DataBiosphere / azul

Metadata indexer and query service used for AnVIL, HCA, LungMAP, and CGP
Apache License 2.0
7 stars 2 forks source link

Rare `KeyError` while reading aggregates #3384

Open jessebrennan opened 3 years ago

jessebrennan commented 3 years ago
[WARNING] 2021-08-27T17:00:03.486Z 84490e63-5d43-5a06-b1bb-57c04110efe6 Failed to aggregate tallies: dict_values([[DocumentTally(entity=CataloguedEntityReference(entity_type='files', entity_id='c55da389-1589-49f2-b748-8974bf39fcb6', catalog='dcp8'), num_contributions=1, attempts=1)], [DocumentTally(entity=CataloguedEntityReference(entity_type='files', entity_id='f0a547f1-c4a6-4834-bc7b-ad8ef49b8f90', catalog='dcp8'), num_contributions=1, attempts=1)], [DocumentTally(entity=CataloguedEntityReference(entity_type='cell_suspensions', entity_id='2b12c961-33f0-496d-a4c2-ecacbcdc1087', catalog='dcp8'), num_contributions=1, attempts=1)], [DocumentTally(entity=CataloguedEntityReference(entity_type='samples', entity_id='00a5be43-cc47-49d1-ae78-8ded0a3ad18f', catalog='dcp8'), num_contributions=1, attempts=1)], [DocumentTally(entity=CataloguedEntityReference(entity_type='bundles', entity_id='1b163269-4e17-4376-89b9-e2b0ea9954b3', catalog='dcp8'), num_contributions=1, attempts=1)], [DocumentTally(entity=CataloguedEntityReference(entity_type='files', entity_id='58d289bd-a4d0-4ed6-bfd8-1c992da7ce1e', catalog='dcp8'), num_contributions=1, attempts=1)], [DocumentTally(entity=CataloguedEntityReference(entity_type='files', entity_id='e97b5980-8d41-4bd2-999a-2fd81ac79a20', catalog='dcp8'), num_contributions=1, attempts=1)], [DocumentTally(entity=CataloguedEntityReference(entity_type='bundles', entity_id='8886f59c-dbe9-4431-8aa3-2e39d95d1d5a', catalog='dcp8'), num_contributions=1, attempts=1)], [DocumentTally(entity=CataloguedEntityReference(entity_type='files', entity_id='0610eb4a-1f87-49cb-90ad-ccc57c43a8f4', catalog='dcp8'), num_contributions=1, attempts=1)], [DocumentTally(entity=CataloguedEntityReference(entity_type='files', entity_id='53738b66-334d-4250-8ab7-030b26035c18', catalog='dcp8'), num_contributions=1, attempts=1)]])

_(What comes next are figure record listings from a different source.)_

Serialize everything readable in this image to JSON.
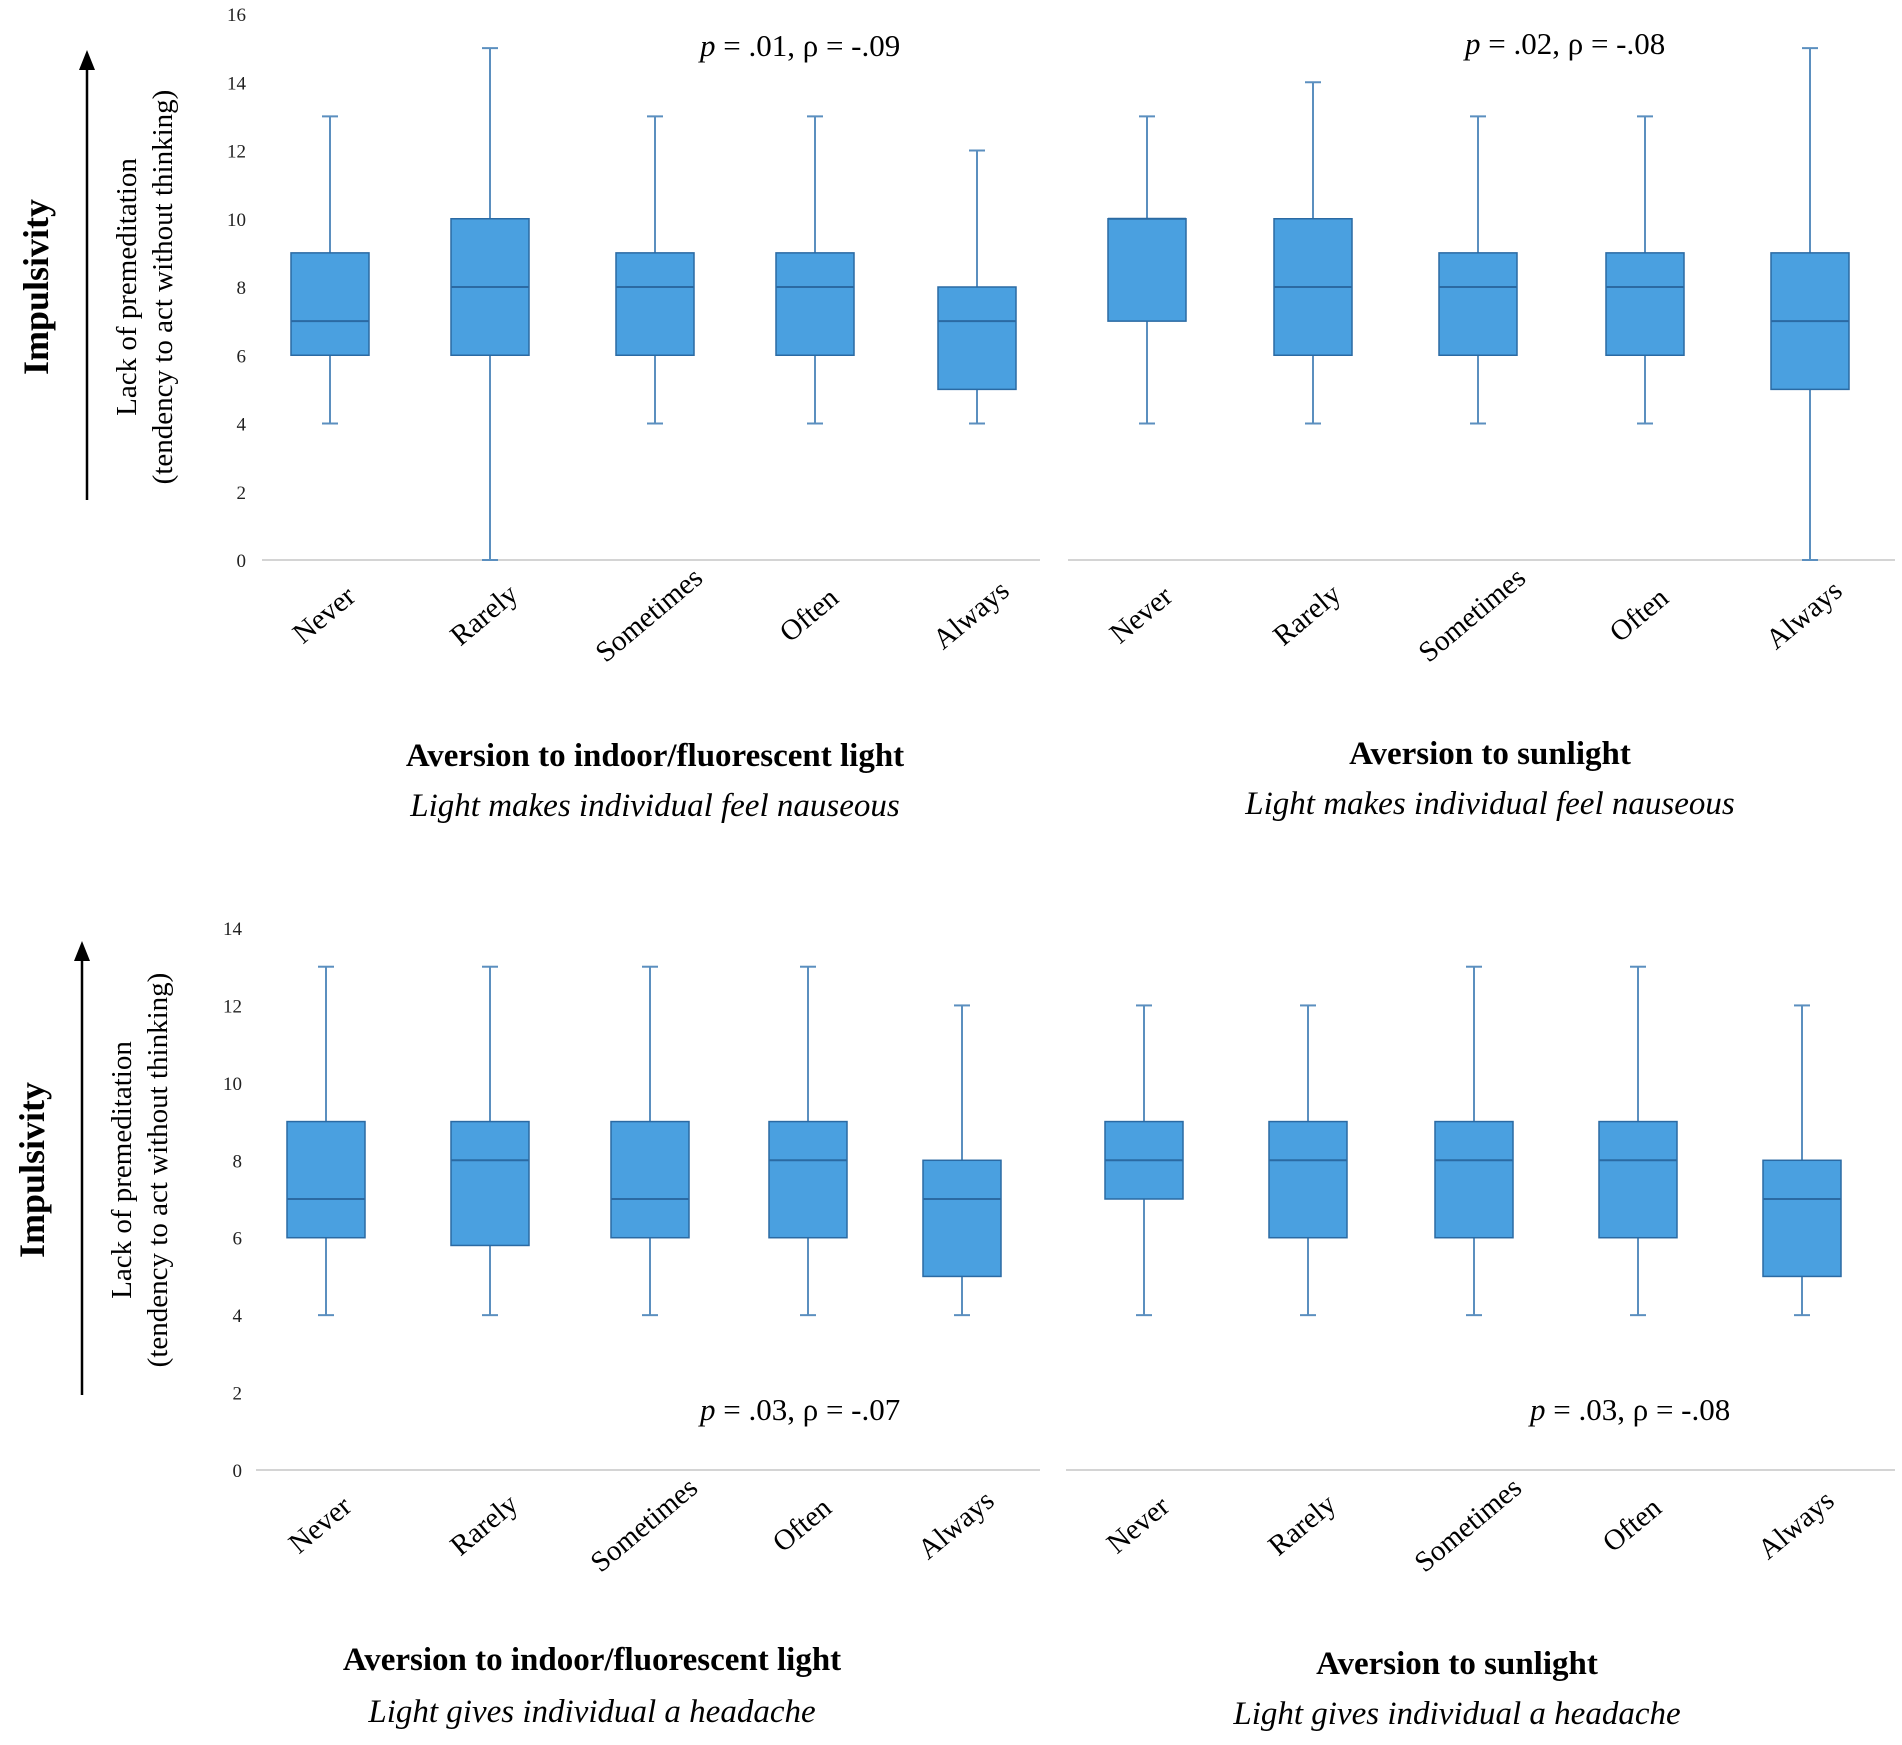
{
  "colors": {
    "box_fill": "#4aa0e0",
    "box_stroke": "#2b6aa3",
    "whisker": "#5b8fbf",
    "axis": "#d4d4d4",
    "text": "#000000"
  },
  "figure": {
    "impulsivity_label": "Impulsivity",
    "ylabel_line1": "Lack of premeditation",
    "ylabel_line2": "(tendency to act without thinking)"
  },
  "chart_data": [
    {
      "type": "box",
      "panel": "top-left",
      "title": "Aversion to indoor/fluorescent light",
      "subtitle": "Light makes individual feel nauseous",
      "stat": "p = .01, ρ = -.09",
      "stat_p": "p",
      "stat_rest": " = .01, ρ = -.09",
      "ylim": [
        0,
        16
      ],
      "yticks": [
        0,
        2,
        4,
        6,
        8,
        10,
        12,
        14,
        16
      ],
      "categories": [
        "Never",
        "Rarely",
        "Sometimes",
        "Often",
        "Always"
      ],
      "boxes": [
        {
          "min": 4,
          "q1": 6,
          "median": 7,
          "q3": 9,
          "max": 13
        },
        {
          "min": 0,
          "q1": 6,
          "median": 8,
          "q3": 10,
          "max": 15
        },
        {
          "min": 4,
          "q1": 6,
          "median": 8,
          "q3": 9,
          "max": 13
        },
        {
          "min": 4,
          "q1": 6,
          "median": 8,
          "q3": 9,
          "max": 13
        },
        {
          "min": 4,
          "q1": 5,
          "median": 7,
          "q3": 8,
          "max": 12
        }
      ]
    },
    {
      "type": "box",
      "panel": "top-right",
      "title": "Aversion to sunlight",
      "subtitle": "Light makes individual feel nauseous",
      "stat": "p = .02, ρ = -.08",
      "stat_p": "p",
      "stat_rest": " = .02, ρ = -.08",
      "ylim": [
        0,
        16
      ],
      "categories": [
        "Never",
        "Rarely",
        "Sometimes",
        "Often",
        "Always"
      ],
      "boxes": [
        {
          "min": 4,
          "q1": 7,
          "median": 10,
          "q3": 10,
          "max": 13
        },
        {
          "min": 4,
          "q1": 6,
          "median": 8,
          "q3": 10,
          "max": 14
        },
        {
          "min": 4,
          "q1": 6,
          "median": 8,
          "q3": 9,
          "max": 13
        },
        {
          "min": 4,
          "q1": 6,
          "median": 8,
          "q3": 9,
          "max": 13
        },
        {
          "min": 0,
          "q1": 5,
          "median": 7,
          "q3": 9,
          "max": 15
        }
      ]
    },
    {
      "type": "box",
      "panel": "bottom-left",
      "title": "Aversion to indoor/fluorescent light",
      "subtitle": "Light gives individual a headache",
      "stat": "p = .03, ρ = -.07",
      "stat_p": "p",
      "stat_rest": " = .03, ρ = -.07",
      "ylim": [
        0,
        14
      ],
      "yticks": [
        0,
        2,
        4,
        6,
        8,
        10,
        12,
        14
      ],
      "categories": [
        "Never",
        "Rarely",
        "Sometimes",
        "Often",
        "Always"
      ],
      "boxes": [
        {
          "min": 4,
          "q1": 6,
          "median": 7,
          "q3": 9,
          "max": 13
        },
        {
          "min": 4,
          "q1": 5.8,
          "median": 8,
          "q3": 9,
          "max": 13
        },
        {
          "min": 4,
          "q1": 6,
          "median": 7,
          "q3": 9,
          "max": 13
        },
        {
          "min": 4,
          "q1": 6,
          "median": 8,
          "q3": 9,
          "max": 13
        },
        {
          "min": 4,
          "q1": 5,
          "median": 7,
          "q3": 8,
          "max": 12
        }
      ]
    },
    {
      "type": "box",
      "panel": "bottom-right",
      "title": "Aversion to sunlight",
      "subtitle": "Light gives individual a headache",
      "stat": "p = .03, ρ = -.08",
      "stat_p": "p",
      "stat_rest": " = .03, ρ = -.08",
      "ylim": [
        0,
        14
      ],
      "categories": [
        "Never",
        "Rarely",
        "Sometimes",
        "Often",
        "Always"
      ],
      "boxes": [
        {
          "min": 4,
          "q1": 7,
          "median": 8,
          "q3": 9,
          "max": 12
        },
        {
          "min": 4,
          "q1": 6,
          "median": 8,
          "q3": 9,
          "max": 12
        },
        {
          "min": 4,
          "q1": 6,
          "median": 8,
          "q3": 9,
          "max": 13
        },
        {
          "min": 4,
          "q1": 6,
          "median": 8,
          "q3": 9,
          "max": 13
        },
        {
          "min": 4,
          "q1": 5,
          "median": 7,
          "q3": 8,
          "max": 12
        }
      ]
    }
  ]
}
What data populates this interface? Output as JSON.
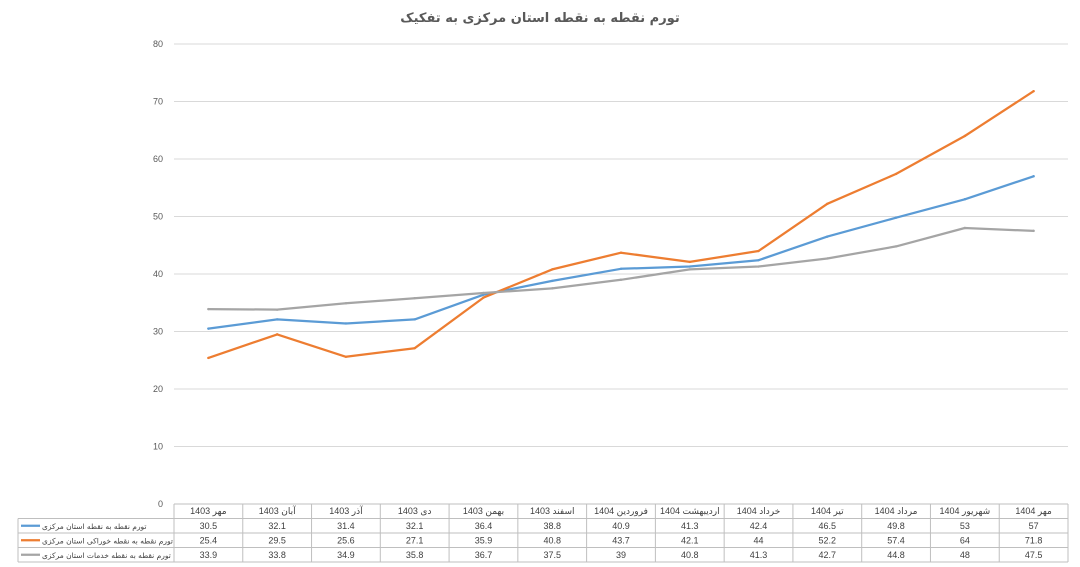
{
  "chart_data": {
    "type": "line",
    "title": "تورم نقطه به نقطه استان مرکزی به تفکیک",
    "xlabel": "",
    "ylabel": "",
    "ylim": [
      0,
      80
    ],
    "yticks": [
      0,
      10,
      20,
      30,
      40,
      50,
      60,
      70,
      80
    ],
    "grid": true,
    "legend": "data-table-left",
    "categories": [
      "مهر 1403",
      "آبان 1403",
      "آذر 1403",
      "دی 1403",
      "بهمن 1403",
      "اسفند 1403",
      "فروردین 1404",
      "اردیبهشت 1404",
      "خرداد 1404",
      "تیر 1404",
      "مرداد 1404",
      "شهریور 1404",
      "مهر 1404"
    ],
    "series": [
      {
        "name": "تورم نقطه به نقطه استان مرکزی",
        "color": "#5b9bd5",
        "values": [
          30.5,
          32.1,
          31.4,
          32.1,
          36.4,
          38.8,
          40.9,
          41.3,
          42.4,
          46.5,
          49.8,
          53,
          57
        ]
      },
      {
        "name": "تورم نقطه به نقطه خوراکی استان مرکزی",
        "color": "#ed7d31",
        "values": [
          25.4,
          29.5,
          25.6,
          27.1,
          35.9,
          40.8,
          43.7,
          42.1,
          44,
          52.2,
          57.4,
          64,
          71.8
        ]
      },
      {
        "name": "تورم نقطه به نقطه خدمات استان مرکزی",
        "color": "#a5a5a5",
        "values": [
          33.9,
          33.8,
          34.9,
          35.8,
          36.7,
          37.5,
          39,
          40.8,
          41.3,
          42.7,
          44.8,
          48,
          47.5
        ]
      }
    ]
  }
}
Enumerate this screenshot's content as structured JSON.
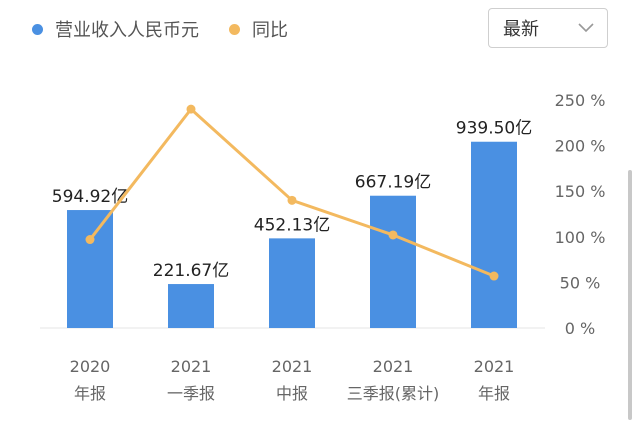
{
  "legend": {
    "revenue_label": "营业收入人民币元",
    "yoy_label": "同比"
  },
  "period_select": {
    "label": "最新"
  },
  "colors": {
    "bar": "#4a90e2",
    "line": "#f3b95f",
    "axis_text": "#666666",
    "value_text": "#222222"
  },
  "chart_data": {
    "type": "bar",
    "categories": [
      [
        "2020",
        "年报"
      ],
      [
        "2021",
        "一季报"
      ],
      [
        "2021",
        "中报"
      ],
      [
        "2021",
        "三季报(累计)"
      ],
      [
        "2021",
        "年报"
      ]
    ],
    "series": [
      {
        "name": "营业收入人民币元",
        "type": "bar",
        "values": [
          594.92,
          221.67,
          452.13,
          667.19,
          939.5
        ],
        "labels": [
          "594.92亿",
          "221.67亿",
          "452.13亿",
          "667.19亿",
          "939.50亿"
        ]
      },
      {
        "name": "同比",
        "type": "line",
        "axis": "right",
        "values": [
          97,
          240,
          140,
          102,
          57
        ]
      }
    ],
    "right_axis": {
      "ticks": [
        "0 %",
        "50 %",
        "100 %",
        "150 %",
        "200 %",
        "250 %"
      ],
      "ylim": [
        0,
        250
      ]
    },
    "left_axis": {
      "ylim": [
        0,
        1150
      ]
    },
    "grid": false,
    "legend_position": "top-left"
  }
}
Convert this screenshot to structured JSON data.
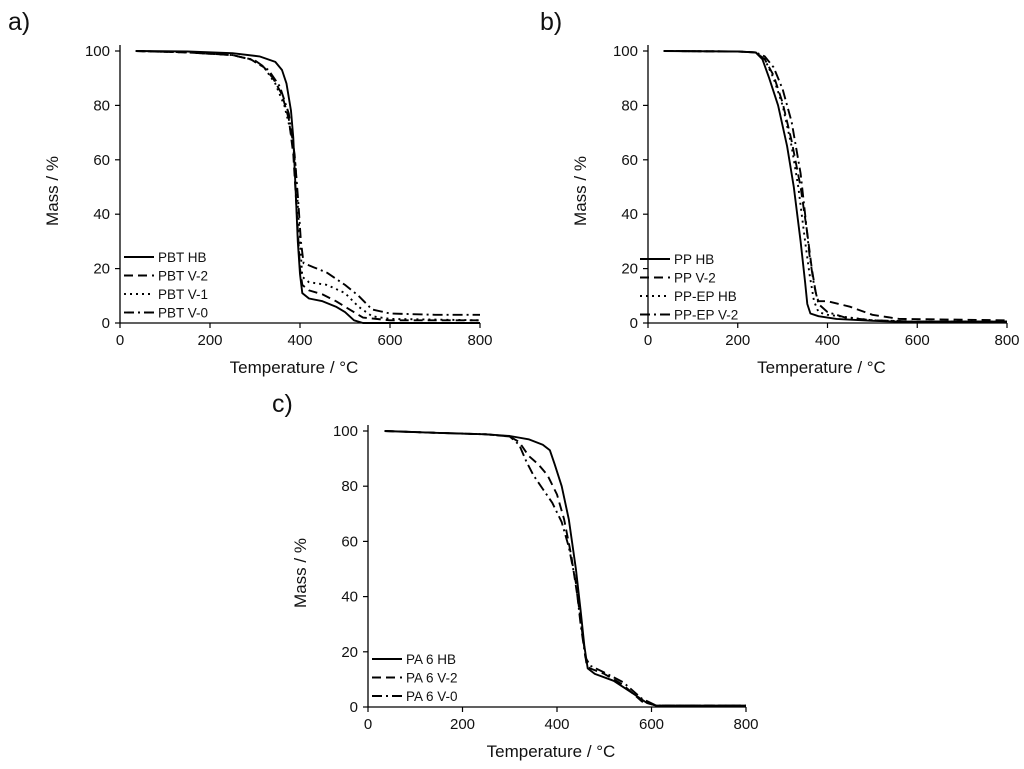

Traceback (most recent call last):
File "/var/task/azul/indexer/index_controller.py", line 229, in aggregate
self.index_service.aggregate(tallies)
File "/var/task/azul/indexer/index_service.py", line 236, in aggregate
old_aggregates = self._read_aggregates(tallies)
File "/var/task/azul/indexer/index_service.py", line 307, in _read_aggregates
return {a.coordinates.entity: a for a in aggregates()}
File "/var/task/azul/indexer/index_service.py", line 307, in <dictcomp>
return {a.coordinates.entity: a for a in aggregates()}
File "/var/task/azul/indexer/index_service.py", line 299, in aggregates
if doc['found']:
KeyError: 'found'
melainalegaspi commented 3 years ago

Spike to confer with ES team about whether this is expected.

jessebrennan commented 3 years ago

https://discuss.elastic.co/t/rarely-the-found-key-is-missing-from-the-multi-get-response/283584?u=jesseb

jessebrennan commented 3 years ago

Once we fix #3312, we will be able to search through the logs and find the response.